Hay tres razones para preocuparse por el impacto del acuerdo en la economía global. La primera es que profundizará la incertidumbre. Uno de los beneficios clave de la OMC ha sido permitir que las disputas comerciales se resuelvan lejos de las capitales políticas. Quizás a los países no les gusten los dictámenes individuales, pero generalmente los aceptan porque saben que las decisiones futuras podrían  favorecerlos. Las reglas claras y un proceso predecible permiten que el sector privado tome decisiones con más certeza. Es difícil imaginar las sofisticadas cadenas de suministro globales de hoy —y los beneficios asociados de la reducción de la pobreza, los precios más bajos al consumidor y la transferencia de habilidades— sin un régimen comercial estable. Trump y Xi están dispuestos a socavar esos acuerdos.

Irónicamente, EE.UU. ha ganado la gran mayoría de los casos que presentó ante la OMC. (Al igual que la mayoría de los países, Norteamérica pierde la mayoría de los reclamos en su contra). 

Existe un endurecimiento del consenso bipartidista a favor de una nueva guerra fría con China. A diferencia de la original con la Unión Soviética, en la cual el comercio entre ambos bloques era mínimo, ésta ocurre entre gigantes profundamente entrelazados. El mecanismo de aplicación del próximo acuerdo les ofrecerá a los presidentes demócratas y republicanos un conjunto irresistible de herramientas punitivas para utilizar contra China. La OMC no tendría la facultad para mantenerlos honestos. Tampoco habrá divisiones naturales entre la política comercial y la diplomacia. Trump ha citado a la seguridad nacional de EE.UU. como la razón para imponer aranceles sobre las importaciones de metales de Europa y Canadá. Casi cualquier actividad económica china también puede ser bloqueada por esas razones.

La segunda preocupación es que el acuerdo comercial militarizará aún más el estado de derecho. La toma judicial de rehenes se está volviendo cada vez más frecuente. Después de que Canadá detuvo a Meng Wanzhou, una alta ejecutiva de Huawei, cumpliendo una orden de arresto de EE.UU., China detuvo —y mantiene bajo arresto— a dos ciudadanos canadienses. Trump sugirió entonces que abandonará el caso de Meng a cambio de concesiones comerciales chinas.

Algunos ejecutivos occidentales me dicen que recientemente han reducido sus viajes a China. Se dice también que los ejecutivos orientales están haciendo lo mismo a la inversa. Mientras tanto, la matriculación de estudiantes chinos en las universidades estadounidenses disminuye. Cuando el estado de derecho está sujeto a caprichos políticos, el efecto sobre los negocios puede ser escalofriante.

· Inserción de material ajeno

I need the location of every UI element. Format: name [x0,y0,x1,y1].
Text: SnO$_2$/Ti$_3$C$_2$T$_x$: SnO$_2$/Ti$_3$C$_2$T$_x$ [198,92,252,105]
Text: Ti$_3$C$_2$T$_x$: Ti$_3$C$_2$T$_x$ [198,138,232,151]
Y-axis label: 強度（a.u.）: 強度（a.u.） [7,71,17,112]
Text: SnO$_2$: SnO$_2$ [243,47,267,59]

Por último, preocupa el impacto del acuerdo en la política mundial. El mundo occidental ha asumido durante mucho tiempo que cuando China se integrara a la economía mundial, se acercaría más a algo parecido a una democracia liberal. Sería una ironía inquietante si la influencia de China arrastrara al resto del mundo en la dirección opuesta. Si se toma al pie de la letra, el inminente acuerdo comercial probablemente parecerá una victoria para Trump. Pero si se reflexiona con mayor profunidad, se pone al descubierto el daño que le haría el acuerdo al orden basado en reglas creado por EE.UU.

La mejor manera de modificar el comportamiento de China sería reforzando las normas mundiales. El debilitamiento de organismos internacionales como la OMC, el Banco Mundial y la ONU envía la señal opuesta. En un ecosistema estable, las especies más pequeñas prosperan. En un mundo despiadado, cualquiera puede convertirse en una víctima.